Q&R: Glowacz et Sharma parlent d’Into the Light

Stefan Glowacz et Chris Sharma reviennent sur leur incroyable ascension de Majlis al Jinn à Oman.
Stefan Glowacz descend en rappel dans la grotte.
... Descente dans le noir © Klaus Fengler/Stefan Glowacz GmbH
Par Tarquin Cooper

Les deux supers grimpeurs ont passé plus de deux semaines à préparer la voie qu’ils allaient utiliser pour remonter dans l’une des plus grandes grottes du monde. Cette première et unique ascension, fut l'une des expériences les plus difficiles jamais vécue par les deux grimpeurs. Et pour Stefan ça a failli très mal se terminer.

 

Quelles étaient les particularités de cette ascension ?
SG : Normalement les grimpeurs s’attaquent aux montagnes ! Ici, nous avons dû commencer par descendre en rappel dans les profondeurs de la terre, pour revenir ensuite vers la surface. C’était impossible de voir et de visualiser notre itinéraire. Nous avions vu des fissures dans la roche et nous pensions pouvoir nous accrocher avec les mains, mais en fait, on pouvait rentrer tout notre corps à l’intérieur.

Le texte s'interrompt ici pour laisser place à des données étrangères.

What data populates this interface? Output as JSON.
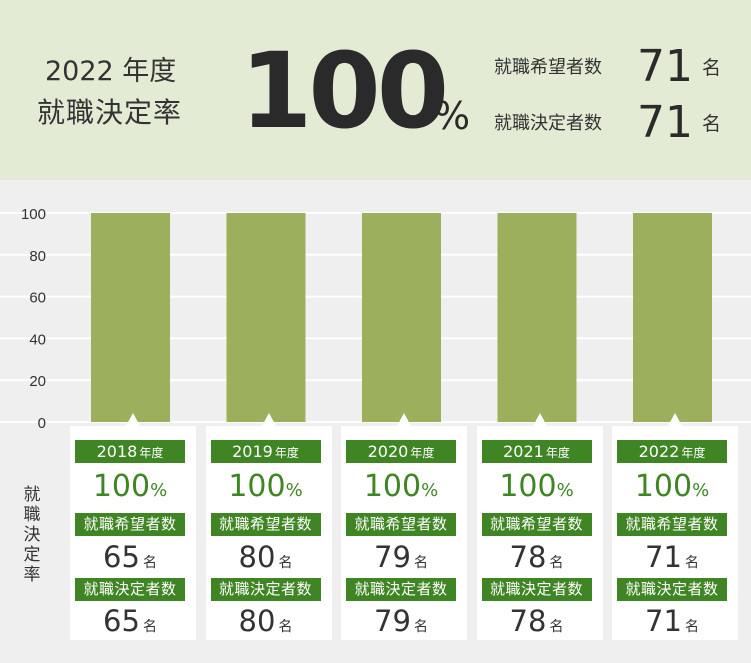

CS : Habituellement, lorsque nous allons grimper quelque part, on peut contempler la voie qui s’étale devant nous, tandis que là, on était principalement dans l’obscurité. Il y avait un peu de lumière entre 7 et 14 heures, mais sinon, avant et après nous devions utiliser des lampes frontales. C'était une expérience intéressante de passer autant de temps dans l'obscurité ; bien que la sensation de claustrophobie fût aussi bien présente.

 

Chris Sharma monte les derniers mètres au sommet de la grotte.
le monde à l'envers © Klaus Fengler/Stefan Glowacz GmbH

Quelle était la difficulté de cette ascension ?
CS : Il y avait un passage que j’évaluais à 8b +, qui aurait rendu notre parcours extrêmement difficile, mais nous avons manqué de temps et on a choisi de chercher un moyen de contournement. Mais chaque passage était tout plutôt difficile. C'était une ascension de classe mondiale, c’est certain. Lorsque l’on grimpe une paroi de 300m, normalement c’est beaucoup plus à la verticale, là on avait pas mal de passage en surplomb.

SG : Nous avions préparé tous les emplacements, placés les boulons, et on a grimpé avec de l'aide pour tout démonter. La roche était très solide, du beau calcaire, il y avait quelques sections avec de la roche pourrie. Mais on s’attendait à pire.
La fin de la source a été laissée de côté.